Às escuras

Estou buscando exercitar em textos como este um movimento muito parecido com um exercício que fazíamos na faculdade de teatro. Com os olhos vendados íamos caminhando pelo campus, com o suporte de uma colega ou um colega que nos acompanhava, interferindo somente quando necessário. Estávamos entregues aos estímulos e interações do externo, abertos a tudo ou nem tanto, vivendo o percurso sem saber o que viria pela frente. 

Não que esse tipo de caminho no escuro não seja um pouco o processo de toda e qualquer escrita, de ficção, sobretudo, mas alguma coisa temos quando vamos iniciar um processo de escrita. Comigo pelo menos ocorre assim. Uma imagem, uma personagem, uma palavra que seja, um cenário, um enredo simples, uma atmosfera, por vezes a história completa – mais difícil que me ocorra assim, mas há quem só inicie a escrita de tal maneira. Algum indício, alguma fagulha, algum rastro a se perseguir geralmente se tem, mesmo que tudo mude depois e sejam outros os caminhos da escrita.  

Em textos como este tenho tentado experimentar algo mais radical.
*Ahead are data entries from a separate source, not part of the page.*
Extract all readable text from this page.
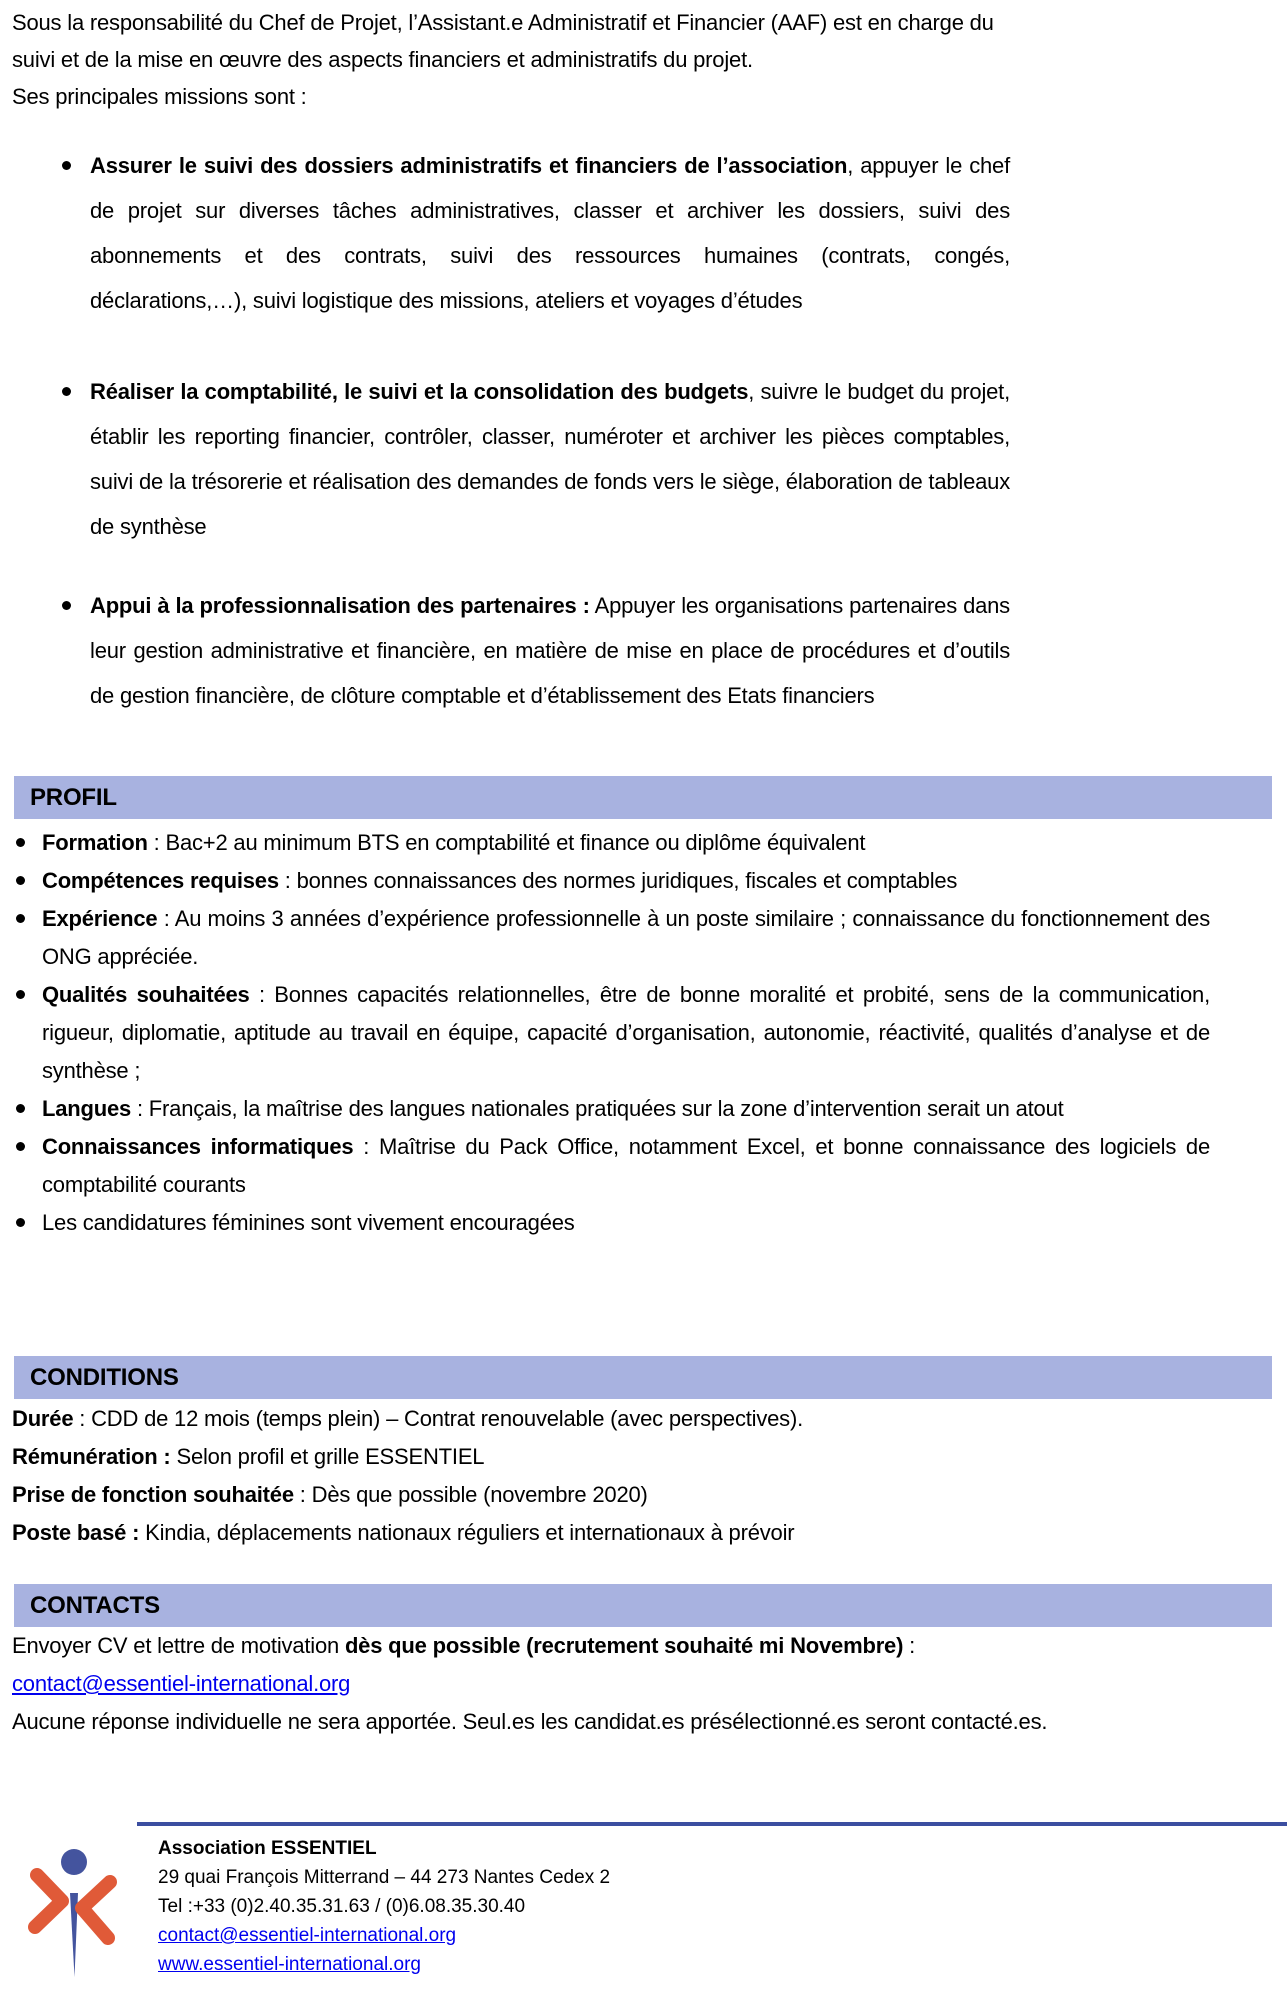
Sous la responsabilité du Chef de Projet, l’Assistant.e Administratif et Financier (AAF) est en charge du suivi et de la mise en œuvre des aspects financiers et administratifs du projet.
Ses principales missions sont :
Assurer le suivi des dossiers administratifs et financiers de l’association, appuyer le chef de projet sur diverses tâches administratives, classer et archiver les dossiers, suivi des abonnements et des contrats, suivi des ressources humaines (contrats, congés, déclarations,…), suivi logistique des missions, ateliers et voyages d’études
Réaliser la comptabilité, le suivi et la consolidation des budgets, suivre le budget du projet, établir les reporting financier, contrôler, classer, numéroter et archiver les pièces comptables, suivi de la trésorerie et réalisation des demandes de fonds vers le siège, élaboration de tableaux de synthèse
Appui à la professionnalisation des partenaires : Appuyer les organisations partenaires dans leur gestion administrative et financière, en matière de mise en place de procédures et d’outils de gestion financière, de clôture comptable et d’établissement des Etats financiers
PROFIL
Formation : Bac+2 au minimum BTS en comptabilité et finance ou diplôme équivalent
Compétences requises : bonnes connaissances des normes juridiques, fiscales et comptables
Expérience : Au moins 3 années d’expérience professionnelle à un poste similaire ; connaissance du fonctionnement des ONG appréciée.
Qualités souhaitées : Bonnes capacités relationnelles, être de bonne moralité et probité, sens de la communication, rigueur, diplomatie, aptitude au travail en équipe, capacité d’organisation, autonomie, réactivité, qualités d’analyse et de synthèse ;
Langues : Français, la maîtrise des langues nationales pratiquées sur la zone d’intervention serait un atout
Connaissances informatiques : Maîtrise du Pack Office, notamment Excel, et bonne connaissance des logiciels de comptabilité courants
Les candidatures féminines sont vivement encouragées
CONDITIONS
Durée : CDD de 12 mois (temps plein) – Contrat renouvelable (avec perspectives).
Rémunération : Selon profil et grille ESSENTIEL
Prise de fonction souhaitée : Dès que possible (novembre 2020)
Poste basé : Kindia, déplacements nationaux réguliers et internationaux à prévoir
CONTACTS
Envoyer CV et lettre de motivation dès que possible (recrutement souhaité mi Novembre) :
contact@essentiel-international.org
Aucune réponse individuelle ne sera apportée. Seul.es les candidat.es présélectionné.es seront contacté.es.
Association ESSENTIEL
29 quai François Mitterrand – 44 273 Nantes Cedex 2
Tel :+33 (0)2.40.35.31.63 / (0)6.08.35.30.40
contact@essentiel-international.org
www.essentiel-international.org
Um salto no vazio, em um abismo tão imenso que não é possível intuir sequer uma poça ao fundo, árvores ou qualquer tipo de terreno no aguardo da queda. Claro que, depois de escrita uma primeira versão eu reescrevo muitas vezes, como manda o mercúrio em virgem e o apreço pela palavra, mas o primeiro impulso, que leva ao salto e faz emergir o texto em queda livre, este eu tenho feito de maneira espontânea, sem aviso prévio, sem planejamento, sem qualquer indício de que um texto possa estar nascendo. 
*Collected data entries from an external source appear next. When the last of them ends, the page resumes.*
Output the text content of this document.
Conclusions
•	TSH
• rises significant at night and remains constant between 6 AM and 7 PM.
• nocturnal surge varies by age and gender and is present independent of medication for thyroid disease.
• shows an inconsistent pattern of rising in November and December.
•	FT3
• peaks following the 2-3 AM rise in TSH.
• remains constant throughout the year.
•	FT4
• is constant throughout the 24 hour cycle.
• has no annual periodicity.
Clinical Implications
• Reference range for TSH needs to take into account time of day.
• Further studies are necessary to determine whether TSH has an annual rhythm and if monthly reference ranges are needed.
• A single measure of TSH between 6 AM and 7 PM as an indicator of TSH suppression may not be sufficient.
Pensando agora, talvez seja uma oportunidade que abro a mim mesma, de às escuras andarilhar pelas trilhas das minhas ideias, sem medo de quem possa aparecer e me oferecer um pão de queijo, ou um abraço inesperado, sem medo das topadas em árvores ou nas quinas de concreto, sem medo das vozes intrusas que me fazem profecias. Assim acontecia em nossos percursos na faculdade. Pessoas ofereciam comida, já levando o pão de queijo, o bolo ou o café à nossa boca, outras vinham com abraços apertados, palavras ao pé do ouvido, o perfume ficando grudado em nossos ombros, sem que soubéssemos quem, quando ou como. Não posso esquecer das pegadinhas, sempre tinham os engraçadinhos. Interagir ou não era escolha nossa, mas o jogo era se abrir e confiar no caminho. 
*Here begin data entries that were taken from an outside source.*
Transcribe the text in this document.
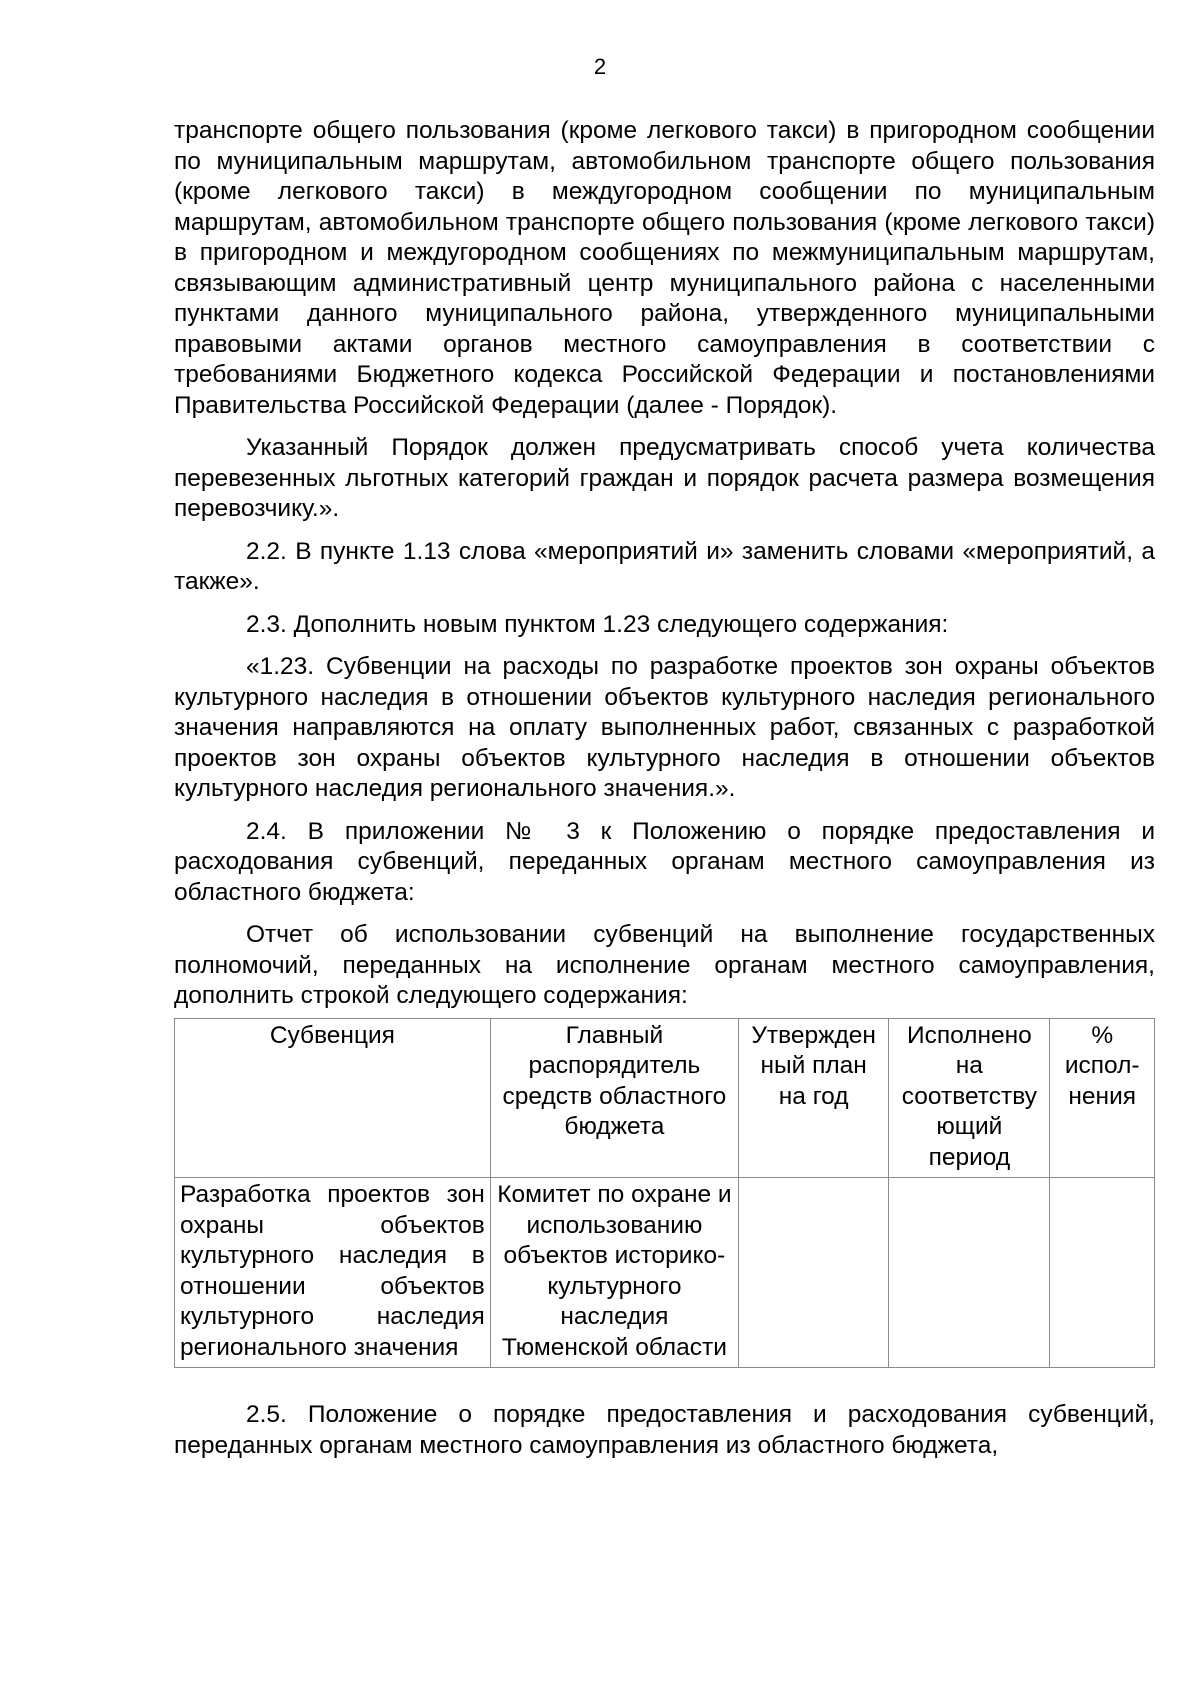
2

транспорте общего пользования (кроме легкового такси) в пригородном сообщении по муниципальным маршрутам, автомобильном транспорте общего пользования (кроме легкового такси) в междугородном сообщении по муниципальным маршрутам, автомобильном транспорте общего пользования (кроме легкового такси) в пригородном и междугородном сообщениях по межмуниципальным маршрутам, связывающим административный центр муниципального района с населенными пунктами данного муниципального района, утвержденного муниципальными правовыми актами органов местного самоуправления в соответствии с требованиями Бюджетного кодекса Российской Федерации и постановлениями Правительства Российской Федерации (далее - Порядок).

Указанный Порядок должен предусматривать способ учета количества перевезенных льготных категорий граждан и порядок расчета размера возмещения перевозчику.».

2.2. В пункте 1.13 слова «мероприятий и» заменить словами «мероприятий, а также».

2.3. Дополнить новым пунктом 1.23 следующего содержания:

«1.23. Субвенции на расходы по разработке проектов зон охраны объектов культурного наследия в отношении объектов культурного наследия регионального значения направляются на оплату выполненных работ, связанных с разработкой проектов зон охраны объектов культурного наследия в отношении объектов культурного наследия регионального значения.».

2.4. В приложении № 3 к Положению о порядке предоставления и расходования субвенций, переданных органам местного самоуправления из областного бюджета:

Отчет об использовании субвенций на выполнение государственных полномочий, переданных на исполнение органам местного самоуправления, дополнить строкой следующего содержания:

Субвенция	Главный распорядитель средств областного бюджета	Утвержден ный план на год	Исполнено на соответству ющий период	% испол- нения
Разработка проектов зон охраны объектов культурного наследия в отношении объектов культурного наследия регионального значения	Комитет по охране и использованию объектов историко- культурного наследия Тюменской области			

2.5. Положение о порядке предоставления и расходования субвенций, переданных органам местного самоуправления из областного бюджета,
Sem previsibilidade, sem nenhum tipo de mapa, sem nem sequer aquele colega dando suporte no entorno, sigo em textos como este exercitando minha confiança no caminho, no processo da escrita, no que pode a palavra me oferecer. É claro que por vezes chego bem próxima de algum poste que surge no meio da calçada, ou esbarro em alguém com um perfume me trazendo um pouco de náusea. É claro que vez em quando me divirto com algumas vozes se presentificando do nada e levando o texto para um lugar que não poderia jamais prever. Claro que há oferendas com gosto amargo, e o silêncio às vezes reina, restando apenas eu e a página. Nos encaramos, sendo que estou de olhos fechados tentando permitir que o abismo me convide ao pulo, em uma quase oração. 

Estes saltos produzem certa adrenalina e resgatam um prazer de escrever que é muito diferente dos que sinto quando escrevo meus contos ou quando escrevi meu primeiro romance e agora no processo de escrita do segundo. Estes saltos são mesmo sem paraquedas, sem juízos, sem muitas margens nas quais eu possa ou queira me reter. Agora mesmo enquanto escrevo este parágrafo, sinto uma onda percorrendo os órgãos internos, uma onda que borbulha e revira, desordena e arrepia. 

Volto aos labirintos do campus universitário, aos sentimentos que só uma pessoa que estuda teatro pode provar ao experienciar esse tipo de exercício em plena jornada de formação acadêmica. Muitos estudantes de outros cursos olham e riem, quem são esses malucos que aceitam tais vendas e confiam tanto no jogo a ponto de caminharem sem enxergar o percurso e sem saber o destino?  

Diante do computador me sinto a mesma jovem de vinte e poucos anos, às escuras neste texto que eu jamais pensei em escrever, me deixando levar pelas aberturas, pelas possibilidades do caminho, um passo atrás do outro, uma palavra atrás da outra, às vezes em tropeço. Buscando outros tipos de encontro com a linguagem, sem ter a menor ideia de quando, como, onde ou de se encontraremos o ponto final. 

Parecido com mais alguma coisa além de literatura isso tudo, não?